YOU CAN TAKE A DIFFERENT, MORE INTIMATE APPROACH.

When you dreamt about your big day, you probably had a vision in mind. A specific dress, your favorite flowers, or the most perfect day in spring. But the virus has made many of us realize what’s truly important to us, and now that you’re thinking about “Plan B,” you may have a new perspective on what really matters on your big day.

Dr. Roshawnna Novellus, CEO of EnrichHER, encourages couples to take this time to really think about what they want out of a wedding — and what’s now unnecessary. “Maybe the chance to regroup has convinced you you don’t need a professional makeup artist, but you do want a gourmet meal,” she says. “Maybe you realized that the thing you want most when this is all over is to be in a beautiful place — in person — with your nearest and dearest. If that’s the case, scrap the banquet hall and big guest list and do it destination-style with a smaller group.”

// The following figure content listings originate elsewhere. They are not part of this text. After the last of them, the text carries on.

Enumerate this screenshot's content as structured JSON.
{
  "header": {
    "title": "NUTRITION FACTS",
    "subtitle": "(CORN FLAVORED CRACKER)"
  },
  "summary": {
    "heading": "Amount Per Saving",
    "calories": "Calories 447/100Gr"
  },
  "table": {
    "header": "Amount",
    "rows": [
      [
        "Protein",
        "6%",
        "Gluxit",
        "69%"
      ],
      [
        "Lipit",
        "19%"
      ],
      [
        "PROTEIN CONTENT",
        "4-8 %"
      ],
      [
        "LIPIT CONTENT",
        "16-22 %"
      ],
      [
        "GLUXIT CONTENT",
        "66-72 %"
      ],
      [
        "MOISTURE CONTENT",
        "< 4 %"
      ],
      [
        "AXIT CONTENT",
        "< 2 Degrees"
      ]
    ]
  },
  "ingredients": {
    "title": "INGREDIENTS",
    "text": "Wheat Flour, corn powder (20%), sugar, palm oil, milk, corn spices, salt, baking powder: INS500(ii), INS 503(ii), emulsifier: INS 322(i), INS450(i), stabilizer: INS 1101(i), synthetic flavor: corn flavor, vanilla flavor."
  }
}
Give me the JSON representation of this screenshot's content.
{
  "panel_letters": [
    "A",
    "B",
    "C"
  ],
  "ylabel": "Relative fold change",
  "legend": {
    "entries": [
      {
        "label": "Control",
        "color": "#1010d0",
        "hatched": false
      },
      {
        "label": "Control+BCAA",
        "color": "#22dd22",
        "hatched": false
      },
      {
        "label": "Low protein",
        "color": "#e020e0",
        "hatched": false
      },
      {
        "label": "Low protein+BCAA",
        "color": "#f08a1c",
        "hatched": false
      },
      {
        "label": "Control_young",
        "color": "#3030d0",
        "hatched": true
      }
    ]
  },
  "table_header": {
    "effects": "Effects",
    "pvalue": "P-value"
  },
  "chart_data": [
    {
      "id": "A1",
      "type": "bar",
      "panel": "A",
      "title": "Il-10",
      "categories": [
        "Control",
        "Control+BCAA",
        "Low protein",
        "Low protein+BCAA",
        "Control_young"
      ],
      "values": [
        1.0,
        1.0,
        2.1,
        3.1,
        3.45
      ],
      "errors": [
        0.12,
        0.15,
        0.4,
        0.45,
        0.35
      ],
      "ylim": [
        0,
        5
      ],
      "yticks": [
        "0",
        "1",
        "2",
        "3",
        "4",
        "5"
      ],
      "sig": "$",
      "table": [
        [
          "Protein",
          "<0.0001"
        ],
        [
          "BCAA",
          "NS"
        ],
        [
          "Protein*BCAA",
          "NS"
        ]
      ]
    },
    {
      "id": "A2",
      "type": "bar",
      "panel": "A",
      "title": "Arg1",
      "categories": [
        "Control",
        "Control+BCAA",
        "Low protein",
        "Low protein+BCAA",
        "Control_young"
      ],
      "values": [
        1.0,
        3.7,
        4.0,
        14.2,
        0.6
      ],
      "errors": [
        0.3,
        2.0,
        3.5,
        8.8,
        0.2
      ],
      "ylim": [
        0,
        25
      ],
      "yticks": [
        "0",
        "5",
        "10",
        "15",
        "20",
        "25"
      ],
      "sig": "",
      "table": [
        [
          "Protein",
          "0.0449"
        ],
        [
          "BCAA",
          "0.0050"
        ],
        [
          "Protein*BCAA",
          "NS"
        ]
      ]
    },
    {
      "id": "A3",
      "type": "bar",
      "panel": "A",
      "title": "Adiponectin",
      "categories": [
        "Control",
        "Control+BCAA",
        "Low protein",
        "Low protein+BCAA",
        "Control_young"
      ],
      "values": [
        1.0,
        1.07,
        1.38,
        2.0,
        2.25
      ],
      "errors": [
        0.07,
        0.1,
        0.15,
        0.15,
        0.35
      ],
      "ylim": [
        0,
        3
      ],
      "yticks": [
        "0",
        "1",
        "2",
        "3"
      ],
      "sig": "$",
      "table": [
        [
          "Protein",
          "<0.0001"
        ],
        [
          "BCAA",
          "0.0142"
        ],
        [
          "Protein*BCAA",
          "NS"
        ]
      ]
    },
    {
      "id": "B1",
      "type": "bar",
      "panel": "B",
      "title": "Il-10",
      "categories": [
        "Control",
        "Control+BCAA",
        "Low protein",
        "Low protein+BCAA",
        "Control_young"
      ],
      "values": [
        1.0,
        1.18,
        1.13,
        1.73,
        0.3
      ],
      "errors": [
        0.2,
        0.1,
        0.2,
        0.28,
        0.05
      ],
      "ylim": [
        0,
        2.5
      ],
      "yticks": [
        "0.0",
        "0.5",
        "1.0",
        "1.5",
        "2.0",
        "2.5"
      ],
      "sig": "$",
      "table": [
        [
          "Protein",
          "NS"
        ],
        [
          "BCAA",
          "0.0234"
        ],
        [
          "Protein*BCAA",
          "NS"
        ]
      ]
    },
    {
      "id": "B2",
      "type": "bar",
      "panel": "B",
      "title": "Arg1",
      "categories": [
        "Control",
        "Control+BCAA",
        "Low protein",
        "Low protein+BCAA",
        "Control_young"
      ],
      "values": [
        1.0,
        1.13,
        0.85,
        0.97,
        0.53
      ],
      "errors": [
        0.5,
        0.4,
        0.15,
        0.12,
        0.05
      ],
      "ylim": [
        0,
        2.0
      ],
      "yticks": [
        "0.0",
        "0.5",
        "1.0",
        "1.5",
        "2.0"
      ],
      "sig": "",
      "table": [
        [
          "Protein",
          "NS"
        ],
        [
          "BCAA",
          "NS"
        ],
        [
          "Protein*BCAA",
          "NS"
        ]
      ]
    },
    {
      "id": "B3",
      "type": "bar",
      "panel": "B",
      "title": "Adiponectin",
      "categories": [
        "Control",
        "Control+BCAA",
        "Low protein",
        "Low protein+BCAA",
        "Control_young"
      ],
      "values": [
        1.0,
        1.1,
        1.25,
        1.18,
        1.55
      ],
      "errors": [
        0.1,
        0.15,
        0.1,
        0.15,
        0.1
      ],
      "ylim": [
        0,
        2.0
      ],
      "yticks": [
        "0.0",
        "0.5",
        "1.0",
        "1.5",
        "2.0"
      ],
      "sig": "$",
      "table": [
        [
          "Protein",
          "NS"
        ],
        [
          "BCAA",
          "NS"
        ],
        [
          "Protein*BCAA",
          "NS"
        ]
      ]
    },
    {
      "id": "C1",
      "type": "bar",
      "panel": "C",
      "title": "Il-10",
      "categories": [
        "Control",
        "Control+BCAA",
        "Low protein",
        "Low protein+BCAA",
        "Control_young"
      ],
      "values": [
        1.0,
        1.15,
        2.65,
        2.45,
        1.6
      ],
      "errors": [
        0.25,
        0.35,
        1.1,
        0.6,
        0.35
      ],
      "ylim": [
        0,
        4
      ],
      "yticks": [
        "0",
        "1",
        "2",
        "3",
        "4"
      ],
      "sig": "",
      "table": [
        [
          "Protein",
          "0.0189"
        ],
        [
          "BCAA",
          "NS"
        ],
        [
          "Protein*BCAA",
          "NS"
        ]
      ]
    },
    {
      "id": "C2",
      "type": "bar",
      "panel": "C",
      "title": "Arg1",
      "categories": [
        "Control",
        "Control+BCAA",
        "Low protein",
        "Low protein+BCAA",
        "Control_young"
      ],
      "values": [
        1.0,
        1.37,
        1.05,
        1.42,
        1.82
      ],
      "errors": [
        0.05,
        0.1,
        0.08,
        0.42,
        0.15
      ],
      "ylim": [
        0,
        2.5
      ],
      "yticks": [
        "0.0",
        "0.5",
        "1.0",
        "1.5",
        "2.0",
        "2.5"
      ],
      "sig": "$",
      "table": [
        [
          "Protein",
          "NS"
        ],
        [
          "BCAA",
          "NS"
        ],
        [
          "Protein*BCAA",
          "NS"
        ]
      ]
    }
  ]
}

It’s okay to change your mind and absolutely all of your plans — flexibility is the name of the game in 2020.

YOU CAN LEAN ON ONE ANOTHER.

The decision to spend and build your life with another human is one of the most critical choices you’ll ever make. And if you can’t lean on each other in the middle of chaos (like a cancelled wedding), then why are you getting married in the first place? The ability to work as a team to navigate their new wedding plans brought Rachel Johnson and her husband John Burns closer than ever. They planned on exchanging vows on July 25, 2020, and ended up rescheduling to a week later on August 5, 2020. They had change venues since their original choice filed for bankruptcy, taking their 50% deposit with them… Though the couple isn’t sure if they’ll ever get that investment back, many of their vendors were able to adjust for a smaller, more intimate celebration, rather than the large formal wedding they planned. All of the changes have made them stronger as a couple — and grateful for their love.

“You spend many months preparing all the details for your big day, and when that is taken away from you, whether rescheduled or canceled, it’s heartbreaking. Make sure to remember what is important, which is the love between you and your partner. No matter what, you will be married, and you will celebrate your moment even though it may be altered a bit from your original plan,” Johnson shares. “If you need to cry, cry. If you need to scream, scream. And then center yourself and move forward. It will all work out in the end.”

YOU CAN PUT WEDDING MONEY TOWARD OTHER LIFE GOALS.

When you return to the drawing board after a cancelled wedding, it’s a great time to think about your path toward other life goals. When do you want to purchase a home? Have a child? Go on that year-long adventure around the world? As Lauren Anastasio, a CFP at SoFi puts it, while a wedding is probably the most important thing on your mind right now, it’s likely not the only plan you have for your life together. That mental shift is important and can help to provide optimism in a tough time. “Regardless of whether scaling back was voluntary or involuntary, the result is that you reduced some costs associated with the day. Rather than feeling like you lost out on something, appreciate the fact that you actually have a head start on your next goal,” she explains.

Consider this: Maybe for now you make your marriage official at a courthouse and then use your leftover funds to take advantage of cheaper mortgage rates right now. Then, in a few years’ time, you host a major party at your home to toast your marriage and your status as homebuyers.